Quizás pueda resultar un déja vú la historia de Florence, adaptada en 2015 por el francés Xavier Giannoli en Marguerite, pero la tragicomedia del estupendo Stephen Frears (The Queen, Philomena) brilla al no juzgar nunca a sus personajes ni a sus acciones, por más que la gente alrededor de la aristócrata y millonaria heredera se apile a sus pies para complacerla. A Florence la acompaña su compañero de vida, el St Clair Bayfield de Hugh Grant, como un actor también de dudoso talento, quien la apoya abnegadamente en su propósito de cantar y deleitar a la audiencia con una voz que ella cree magnífica pero no lo es. Decididamente uno de los mejores papeles de Grant en su actual estadío artístico, él y la inconmensurable Streep hacen una dupla sensible y melancólica, con una relación compleja y sentida en todo momento. El terceto cómico lo completa Simon Helberg como el joven compositor Cosme McMoon, que se llevará un buen disgusto al trabajar con la inusitada calidad vocal de Florence. Helberg, conocido mundialmente por su papel en la serie The Big Bang Theory, consigue despegarse de todos los mañierismos de su personaje serial y demuestra que puede ser un excelente comediante, si se lo saca del hueco en el que ha encontrado el éxito en el medio.
Más allá de su prontuario en el cine, Streep se ha despachado más de una vez en musicales –Mamma Mia!, Into the Woods, Ricki and the Flash– y se sabe que voz no es un don del cual carezca. Ahora, el desafío que le propone Florence es el de cascar esa voz, dejarla de lado y cantar mal, por ponerlo en términos sencillos.
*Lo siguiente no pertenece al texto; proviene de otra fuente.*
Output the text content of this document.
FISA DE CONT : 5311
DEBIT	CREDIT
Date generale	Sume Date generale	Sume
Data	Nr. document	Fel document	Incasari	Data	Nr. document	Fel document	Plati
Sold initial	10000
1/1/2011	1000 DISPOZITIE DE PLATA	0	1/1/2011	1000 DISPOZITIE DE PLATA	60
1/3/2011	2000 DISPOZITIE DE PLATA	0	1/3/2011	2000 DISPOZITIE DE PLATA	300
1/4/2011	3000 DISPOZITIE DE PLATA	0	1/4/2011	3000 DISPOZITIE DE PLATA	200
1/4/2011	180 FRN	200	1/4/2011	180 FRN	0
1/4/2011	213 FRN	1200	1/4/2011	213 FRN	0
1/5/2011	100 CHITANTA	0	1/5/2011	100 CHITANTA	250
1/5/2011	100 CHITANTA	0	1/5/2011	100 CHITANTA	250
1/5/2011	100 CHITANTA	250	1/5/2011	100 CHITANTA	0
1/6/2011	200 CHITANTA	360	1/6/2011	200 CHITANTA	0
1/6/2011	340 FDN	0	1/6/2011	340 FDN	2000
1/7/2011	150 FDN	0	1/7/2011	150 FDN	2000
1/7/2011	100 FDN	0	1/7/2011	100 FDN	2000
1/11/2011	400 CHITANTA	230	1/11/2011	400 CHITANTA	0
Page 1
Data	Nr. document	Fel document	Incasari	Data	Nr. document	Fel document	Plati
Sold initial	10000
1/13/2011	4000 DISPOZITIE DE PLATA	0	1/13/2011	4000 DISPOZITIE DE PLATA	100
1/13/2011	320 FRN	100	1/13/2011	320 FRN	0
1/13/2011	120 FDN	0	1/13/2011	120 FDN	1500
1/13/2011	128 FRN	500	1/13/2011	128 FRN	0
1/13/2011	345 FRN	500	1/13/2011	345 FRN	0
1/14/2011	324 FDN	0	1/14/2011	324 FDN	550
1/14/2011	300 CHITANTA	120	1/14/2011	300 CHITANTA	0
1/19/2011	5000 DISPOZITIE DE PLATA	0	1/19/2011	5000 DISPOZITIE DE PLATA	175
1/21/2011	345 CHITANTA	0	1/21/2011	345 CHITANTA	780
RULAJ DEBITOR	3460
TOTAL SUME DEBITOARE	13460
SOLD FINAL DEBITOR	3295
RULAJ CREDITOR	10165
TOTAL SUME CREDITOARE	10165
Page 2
Es un gran salto al vacío, al cual Meryl no le tiene miedo y termina aplastándolo todo a su paso, tanto en el momento de la verdad como en los más nobles, donde el alma de la verdadera Florence transpira a través de la mejor actriz de nuestros tiempos, en resumidas cuentas.
A los 74 años, Frears no le teme al espectáculo y, por más inclasificable que se vaya volviendo su filmografía -la más cercana en tono es Mrs. Henderson Presents-, todavía tiene carrete de sobra para poblar a su película con personajes peculiares. También para darle un tono lúdico que invita a reír con él -y no de él como el triste caso de la cantante real-, unos escenarios vistosos y un vestuario único, todo bordado con melodías agradables del genio Alexandre Desplat, que nunca opacan al peculiar cantar de Streep en pantalla.
Florence Foster Jenkins es una biopic a la inversa, que cuenta un fracaso en vez de un éxito, pero no deja de ser impresionante el hecho de convertir plomo en oro, tal cual lo hizo la irreverente e ilusionada cantante en vida. Si pudiese saber que la icónica Meryl Streep la personificaría con excelencia en pantalla, creo que hubiese valido la pena todo su sacrificio.